Another least dirty shirt issue.

Ireland is by far the best in the PIIGS class. The rest is total crap in absolute terms, but these things are mainly decided on relative criteria.
In that respect it is nearly 100% sure that a solution will be found one way or another. Effectively the only risk I see is one of the others messing things so much up that there will be a new sort of situation (carpet pulled under a Latino/Greco). Otherwise pulling the plug on Ireland will mean pulling the plug out of all PIIGS (and several others). A risk that the EZ as a whole clearly nor willing to take.

Kick the can, with the golden medall for Ireland in that discipline. With a lot of hyped media coverage (it works), with Ireland in the MO/Usain role.
All so predictable.

clinihyp said...

Having lost out at the G20 and in Parliament, our PM is still chasing favourable headlines rather than dealing with our problems.

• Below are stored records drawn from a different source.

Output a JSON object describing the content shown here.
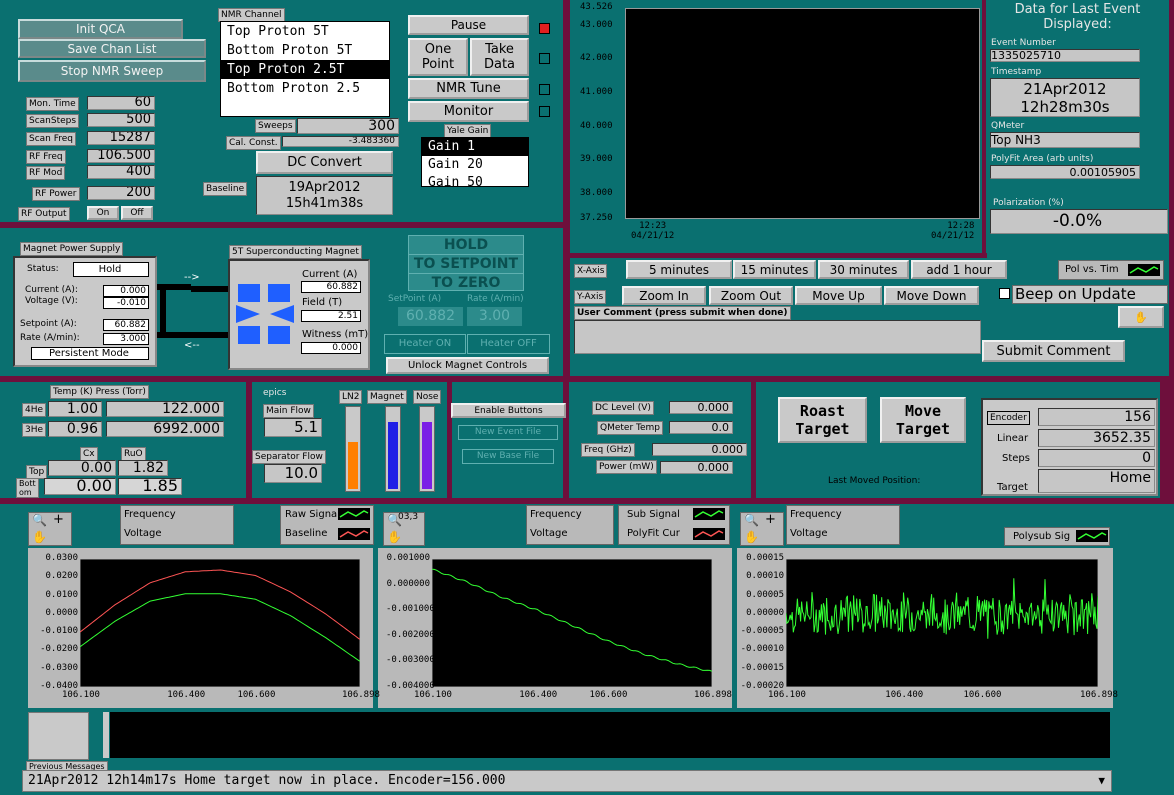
{
  "colors": {
    "background": "#0a7070",
    "separator": "#6e0f3c",
    "plot_bg": "#000000",
    "trace_green": "#33ff33",
    "trace_red": "#ff5555",
    "button": "#5a8b8b"
  },
  "top_left": {
    "init_qca": "Init QCA",
    "save_chan": "Save Chan List",
    "stop_sweep": "Stop NMR Sweep",
    "params": [
      {
        "label": "Mon. Time",
        "value": "60"
      },
      {
        "label": "ScanSteps",
        "value": "500"
      },
      {
        "label": "Scan Freq",
        "value": "15287"
      },
      {
        "label": "RF Freq",
        "value": "106.500"
      },
      {
        "label": "RF Mod",
        "value": "400"
      },
      {
        "label": "RF Power",
        "value": "200"
      }
    ],
    "rf_output": "RF Output",
    "on": "On",
    "off": "Off"
  },
  "nmr": {
    "title": "NMR Channel",
    "channels": [
      "Top Proton 5T",
      "Bottom Proton 5T",
      "Top Proton 2.5T",
      "Bottom Proton 2.5"
    ],
    "selected": 2,
    "sweeps_label": "Sweeps",
    "sweeps": "300",
    "cal_label": "Cal. Const.",
    "cal": "-3.483360",
    "dc_convert": "DC Convert",
    "baseline_label": "Baseline",
    "baseline_date": "19Apr2012",
    "baseline_time": "15h41m38s"
  },
  "controls": {
    "pause": "Pause",
    "one_point": [
      "One",
      "Point"
    ],
    "take_data": [
      "Take",
      "Data"
    ],
    "nmr_tune": "NMR Tune",
    "monitor": "Monitor",
    "yale_gain": "Yale Gain",
    "gains": [
      "Gain 1",
      "Gain 20",
      "Gain 50"
    ],
    "gain_selected": 0
  },
  "pol_chart": {
    "xlabels": [
      {
        "time": "12:23",
        "date": "04/21/12"
      },
      {
        "time": "12:28",
        "date": "04/21/12"
      }
    ],
    "x_axis_label": "X-Axis",
    "y_axis_label": "Y-Axis",
    "x_buttons": [
      "5 minutes",
      "15 minutes",
      "30 minutes",
      "add 1 hour"
    ],
    "y_buttons": [
      "Zoom In",
      "Zoom Out",
      "Move Up",
      "Move Down"
    ],
    "pol_vs_time": "Pol vs. Tim",
    "beep": "Beep on Update",
    "comment_label": "User Comment (press submit when done)",
    "submit": "Submit Comment"
  },
  "chart_data": [
    {
      "type": "line",
      "ylim": [
        37.25,
        43.526
      ],
      "yticks": [
        "43.526",
        "43.000",
        "42.000",
        "41.000",
        "40.000",
        "39.000",
        "38.000",
        "37.250"
      ],
      "series": []
    },
    {
      "type": "line",
      "x": [
        106.1,
        106.2,
        106.3,
        106.4,
        106.5,
        106.6,
        106.7,
        106.8,
        106.898
      ],
      "xticks": [
        "106.100",
        "106.400",
        "106.600",
        "106.898"
      ],
      "ylim": [
        -0.04,
        0.03
      ],
      "yticks": [
        "0.0300",
        "0.0200",
        "0.0100",
        "0.0000",
        "-0.0100",
        "-0.0200",
        "-0.0300",
        "-0.0400"
      ],
      "series": [
        {
          "values": [
            -0.01,
            0.005,
            0.017,
            0.023,
            0.024,
            0.021,
            0.012,
            0.0,
            -0.014
          ],
          "color": "#ff5555"
        },
        {
          "values": [
            -0.018,
            -0.004,
            0.007,
            0.011,
            0.011,
            0.008,
            -0.001,
            -0.013,
            -0.026
          ],
          "color": "#33ff33"
        }
      ]
    },
    {
      "type": "line",
      "x": [
        106.1,
        106.2,
        106.3,
        106.4,
        106.5,
        106.6,
        106.7,
        106.8,
        106.898
      ],
      "xticks": [
        "106.100",
        "106.400",
        "106.600",
        "106.898"
      ],
      "ylim": [
        -0.004,
        0.001
      ],
      "yticks": [
        "0.001000",
        "0.000000",
        "-0.001000",
        "-0.002000",
        "-0.003000",
        "-0.004000"
      ],
      "series": [
        {
          "values": [
            0.0006,
            0.0001,
            -0.0005,
            -0.001,
            -0.0016,
            -0.0022,
            -0.0027,
            -0.0031,
            -0.0034
          ],
          "color": "#33ff33"
        }
      ]
    },
    {
      "type": "line",
      "x": [
        106.1,
        106.898
      ],
      "xticks": [
        "106.100",
        "106.400",
        "106.600",
        "106.898"
      ],
      "ylim": [
        -0.0002,
        0.00015
      ],
      "yticks": [
        "0.00015",
        "0.00010",
        "0.00005",
        "0.00000",
        "-0.00005",
        "-0.00010",
        "-0.00015",
        "-0.00020"
      ],
      "series": [
        {
          "values": [
            0,
            0
          ],
          "color": "#33ff33",
          "note": "noise"
        }
      ]
    }
  ],
  "last_event": {
    "title": [
      "Data for Last Event",
      "Displayed:"
    ],
    "event_label": "Event Number",
    "event": "1335025710",
    "ts_label": "Timestamp",
    "ts_date": "21Apr2012",
    "ts_time": "12h28m30s",
    "qmeter_label": "QMeter",
    "qmeter": "Top NH3",
    "polyfit_label": "PolyFit Area (arb units)",
    "polyfit": "0.00105905",
    "pol_label": "Polarization (%)",
    "pol": "-0.0%"
  },
  "magnet": {
    "psu_title": "Magnet Power Supply",
    "status_label": "Status:",
    "status": "Hold",
    "current_label": "Current (A):",
    "current": "0.000",
    "voltage_label": "Voltage (V):",
    "voltage": "-0.010",
    "setpoint_label": "Setpoint (A):",
    "setpoint": "60.882",
    "rate_label": "Rate (A/min):",
    "rate": "3.000",
    "persistent": "Persistent Mode",
    "sc_title": "5T Superconducting Magnet",
    "sc_current_label": "Current (A)",
    "sc_current": "60.882",
    "sc_field_label": "Field (T)",
    "sc_field": "2.51",
    "sc_witness_label": "Witness (mT)",
    "sc_witness": "0.000",
    "arrow_in": "-->",
    "arrow_out": "<--",
    "hold": "HOLD",
    "to_setpoint": "TO SETPOINT",
    "to_zero": "TO ZERO",
    "sp_label": "SetPoint (A)",
    "rate2_label": "Rate (A/min)",
    "sp_val": "60.882",
    "rate_val": "3.00",
    "heater_on": "Heater ON",
    "heater_off": "Heater OFF",
    "unlock": "Unlock Magnet Controls"
  },
  "temps": {
    "header": "Temp (K) Press (Torr)",
    "he4_label": "4He",
    "he4_t": "1.00",
    "he4_p": "122.000",
    "he3_label": "3He",
    "he3_t": "0.96",
    "he3_p": "6992.000",
    "cx": "Cx",
    "ruo": "RuO",
    "top_label": "Top",
    "top_cx": "0.00",
    "top_ruo": "1.82",
    "bott_label": [
      "Bott",
      "om"
    ],
    "bott_cx": "0.00",
    "bott_ruo": "1.85"
  },
  "epics": {
    "title": "epics",
    "main_flow_label": "Main Flow",
    "main_flow": "5.1",
    "sep_flow_label": "Separator Flow",
    "sep_flow": "10.0",
    "bars": [
      {
        "label": "LN2",
        "level": 0.57,
        "color": "#ff7f00"
      },
      {
        "label": "Magnet",
        "level": 0.82,
        "color": "#1f1fe6"
      },
      {
        "label": "Nose",
        "level": 0.82,
        "color": "#7a1fe6"
      }
    ]
  },
  "enable": {
    "enable": "Enable Buttons",
    "new_event": "New Event File",
    "new_base": "New Base File"
  },
  "dc": {
    "dc_label": "DC Level (V)",
    "dc": "0.000",
    "qt_label": "QMeter Temp",
    "qt": "0.0",
    "freq_label": "Freq (GHz)",
    "freq": "0.000",
    "power_label": "Power (mW)",
    "power": "0.000"
  },
  "target": {
    "roast": [
      "Roast",
      "Target"
    ],
    "move": [
      "Move",
      "Target"
    ],
    "last_moved": "Last Moved Position:",
    "encoder_label": "Encoder",
    "encoder": "156",
    "linear_label": "Linear",
    "linear": "3652.35",
    "steps_label": "Steps",
    "steps": "0",
    "target_label": "Target",
    "target": "Home"
  },
  "signals": {
    "freq": "Frequency",
    "volt": "Voltage",
    "raw": "Raw Signa",
    "baseline": "Baseline",
    "sub": "Sub Signal",
    "polyfit": "PolyFit Cur",
    "polysub": "Polysub Sig",
    "overlap": "03,3"
  },
  "messages": {
    "label": "Previous Messages",
    "text": "21Apr2012 12h14m17s Home target now in place.  Encoder=156.000"
  }
}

We can be sure he will treat us to a great deal of rhetoric but what he won't tell us because he lacks the authority and the power to do so is just how he intends to bring that miracle about!

As Barry Legg the former chief executive of the true Tory party pointed out:

“Having failed to deliver on his promise to oppose Lisbon in office, David Cameron now promises to oppose future treaties transferring power. The whole point of Lisbon is that it does away with such treaties in future. Does David Cameron really not understand this, or is he again trying to play games with words? David Cameron refuses to say how he’ll able to convince every single other EU state to agree to hand back powers to Britain. He refuses to say what he’ll do if they don’t. He refuses to say what time scale he is working to. He refuses to say what he expects to give up in negotiations”

jon livesey said...

I think it is interesting that the euro crisis has gradually "trained" us all to view events through a narrow set of statistics that happen to be the ones the ECB are concerned about, such as debt/GDP, financial support, ability to re-enter commercial credit markets, and so on.

Meanwhile the events that Irish people have to deal with day to day, and which presumably help to form Irish opinion, are a different set. GDP/head has fallen by 11% since 2008, GDP has fallen by 20% in the same period, population, which was rising by about 100,000 a year is now more or less flat because of emigration, unemployment is up to 13%.

So, Ireland may be the poster child for this and that, but its a this and that which is mainly of interest to central bankers, while to the ordinary Irish citizen, things must feel quite different.

Anonymous said...

So Ireland can get by without a bailout as long as it is given more money that is not called a bailout, sounds like the usual eussr politspeak to me.